As far as i know, there's no way to actually uncook the egg or change it from a boiled egg to a fried one - even the method used in the question about un-boiling only referred to whites. You might be able to alter the texture and perhaps presentation to make your boiled egg look similar to a fried one, if that helps?
Well, solid whites are solid whites - I would expect the texture to be pretty similar from boiled to fried, though you might slice them thinly and fry them if you want the extra grease, hardened edges and browning in your egg whites. Additionally, if you have them sliced thinly, and lay them overlapping on a very hot oiled pan, you might encourage them to stick together (with browned and hardened bits holding the pieces together) in a shape similar to fried egg whites, although it will still be more fragile and prone to breaking at the seams.

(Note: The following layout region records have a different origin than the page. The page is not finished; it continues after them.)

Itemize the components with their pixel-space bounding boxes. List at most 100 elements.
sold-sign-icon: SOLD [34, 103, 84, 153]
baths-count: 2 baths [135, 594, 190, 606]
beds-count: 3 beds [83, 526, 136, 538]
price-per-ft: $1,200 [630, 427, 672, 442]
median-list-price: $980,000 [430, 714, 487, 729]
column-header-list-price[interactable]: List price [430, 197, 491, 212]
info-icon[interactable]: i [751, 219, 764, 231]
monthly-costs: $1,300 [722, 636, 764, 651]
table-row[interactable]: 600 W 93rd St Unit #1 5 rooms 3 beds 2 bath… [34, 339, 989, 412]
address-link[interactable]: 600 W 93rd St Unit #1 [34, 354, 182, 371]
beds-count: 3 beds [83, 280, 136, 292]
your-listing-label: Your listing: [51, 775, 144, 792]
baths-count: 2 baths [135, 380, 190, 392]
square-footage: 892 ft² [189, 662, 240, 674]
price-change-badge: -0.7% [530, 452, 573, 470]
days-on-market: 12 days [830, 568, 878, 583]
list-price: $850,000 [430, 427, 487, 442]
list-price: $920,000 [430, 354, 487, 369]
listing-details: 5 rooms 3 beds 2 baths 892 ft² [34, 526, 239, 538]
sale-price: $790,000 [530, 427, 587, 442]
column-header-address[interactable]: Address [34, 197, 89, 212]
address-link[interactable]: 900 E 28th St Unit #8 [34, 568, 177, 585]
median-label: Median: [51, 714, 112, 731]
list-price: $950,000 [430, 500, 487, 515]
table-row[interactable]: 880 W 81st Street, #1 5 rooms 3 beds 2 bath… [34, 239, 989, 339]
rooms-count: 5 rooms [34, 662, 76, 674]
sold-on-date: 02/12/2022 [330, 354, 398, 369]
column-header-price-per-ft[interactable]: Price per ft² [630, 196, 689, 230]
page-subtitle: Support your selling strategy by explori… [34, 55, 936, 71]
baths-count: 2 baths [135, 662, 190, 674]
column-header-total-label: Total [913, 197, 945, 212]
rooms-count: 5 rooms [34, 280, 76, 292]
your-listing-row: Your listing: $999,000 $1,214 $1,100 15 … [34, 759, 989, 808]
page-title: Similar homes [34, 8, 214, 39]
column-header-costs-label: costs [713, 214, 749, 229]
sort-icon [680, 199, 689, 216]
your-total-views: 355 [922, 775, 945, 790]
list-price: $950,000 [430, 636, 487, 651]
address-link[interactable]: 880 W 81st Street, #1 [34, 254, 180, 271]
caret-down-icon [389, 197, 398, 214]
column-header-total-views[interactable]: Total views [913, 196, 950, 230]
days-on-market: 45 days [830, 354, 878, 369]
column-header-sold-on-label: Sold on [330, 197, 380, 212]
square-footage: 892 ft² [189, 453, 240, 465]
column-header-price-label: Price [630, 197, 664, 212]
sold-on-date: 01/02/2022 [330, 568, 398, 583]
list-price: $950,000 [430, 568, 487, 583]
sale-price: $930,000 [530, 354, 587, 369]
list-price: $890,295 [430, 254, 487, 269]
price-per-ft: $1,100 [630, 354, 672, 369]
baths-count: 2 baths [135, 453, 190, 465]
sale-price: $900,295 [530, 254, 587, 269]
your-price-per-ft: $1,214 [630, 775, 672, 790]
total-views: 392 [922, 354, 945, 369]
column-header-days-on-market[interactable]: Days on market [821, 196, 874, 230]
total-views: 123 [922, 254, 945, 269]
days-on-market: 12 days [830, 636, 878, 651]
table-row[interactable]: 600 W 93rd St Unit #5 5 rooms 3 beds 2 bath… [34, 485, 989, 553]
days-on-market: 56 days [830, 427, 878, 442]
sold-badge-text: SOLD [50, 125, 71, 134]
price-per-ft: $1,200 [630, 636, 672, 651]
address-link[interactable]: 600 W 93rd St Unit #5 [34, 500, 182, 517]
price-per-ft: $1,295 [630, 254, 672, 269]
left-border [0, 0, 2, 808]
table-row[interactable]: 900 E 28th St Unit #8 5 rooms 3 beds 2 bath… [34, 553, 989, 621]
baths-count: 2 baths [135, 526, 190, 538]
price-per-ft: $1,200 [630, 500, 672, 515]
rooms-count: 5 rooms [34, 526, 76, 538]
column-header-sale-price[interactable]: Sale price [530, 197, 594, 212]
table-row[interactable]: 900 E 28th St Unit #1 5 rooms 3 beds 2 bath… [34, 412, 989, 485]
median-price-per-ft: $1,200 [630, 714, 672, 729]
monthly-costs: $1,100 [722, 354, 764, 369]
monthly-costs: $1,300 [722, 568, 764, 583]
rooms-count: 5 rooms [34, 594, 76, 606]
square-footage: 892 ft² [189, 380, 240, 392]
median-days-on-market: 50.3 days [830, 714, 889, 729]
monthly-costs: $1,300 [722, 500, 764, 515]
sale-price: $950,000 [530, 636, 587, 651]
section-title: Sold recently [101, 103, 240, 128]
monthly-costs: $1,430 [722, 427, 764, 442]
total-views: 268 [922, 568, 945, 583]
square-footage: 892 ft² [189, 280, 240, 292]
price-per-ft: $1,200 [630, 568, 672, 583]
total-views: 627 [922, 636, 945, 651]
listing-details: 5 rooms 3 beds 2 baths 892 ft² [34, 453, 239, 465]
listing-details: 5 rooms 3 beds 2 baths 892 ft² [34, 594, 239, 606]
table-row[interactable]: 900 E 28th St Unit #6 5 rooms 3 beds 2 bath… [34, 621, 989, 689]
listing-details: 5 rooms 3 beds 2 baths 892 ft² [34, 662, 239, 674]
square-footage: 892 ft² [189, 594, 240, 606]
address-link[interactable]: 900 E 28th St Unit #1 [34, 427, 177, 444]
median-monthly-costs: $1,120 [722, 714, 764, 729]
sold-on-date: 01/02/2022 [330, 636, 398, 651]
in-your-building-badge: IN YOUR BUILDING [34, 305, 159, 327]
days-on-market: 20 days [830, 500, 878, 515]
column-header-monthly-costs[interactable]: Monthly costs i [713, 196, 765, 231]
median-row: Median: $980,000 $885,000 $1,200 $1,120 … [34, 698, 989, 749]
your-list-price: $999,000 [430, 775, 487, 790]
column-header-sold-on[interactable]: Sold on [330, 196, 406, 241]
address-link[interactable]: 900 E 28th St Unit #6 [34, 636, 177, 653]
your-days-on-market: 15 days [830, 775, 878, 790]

Yolk is trickier, since it won't un-set into liquid once it has set up - even the process noted in un-boiling an egg was only for egg whites. A hard boiled egg is dry enough to act as a paste, so just mashing it won't do - on the other hand, adding some liquid (perhaps butter for flavor and color) and blending into a thick liquid could get you a looser, still egg-flavored and buttery-tasty sauce to dip your toast in, very similar to dipping in just yolk. As a bonus, you would likely have more yolk-sauce than you would actual yolk, so you get extra dipping action.
I've used set yolks to make a sauce (although that was gelatinized by drying, not set by boiling), and the result was very thick - it took a lot of liquid and still wanted to set up as a paste when I let it sit. So a set-yolk sauce may turn out to need quite a bit of liquid to reach runny yolk consistency, or it may have a tendency to re-thicken quickly. But I think it would still be possible.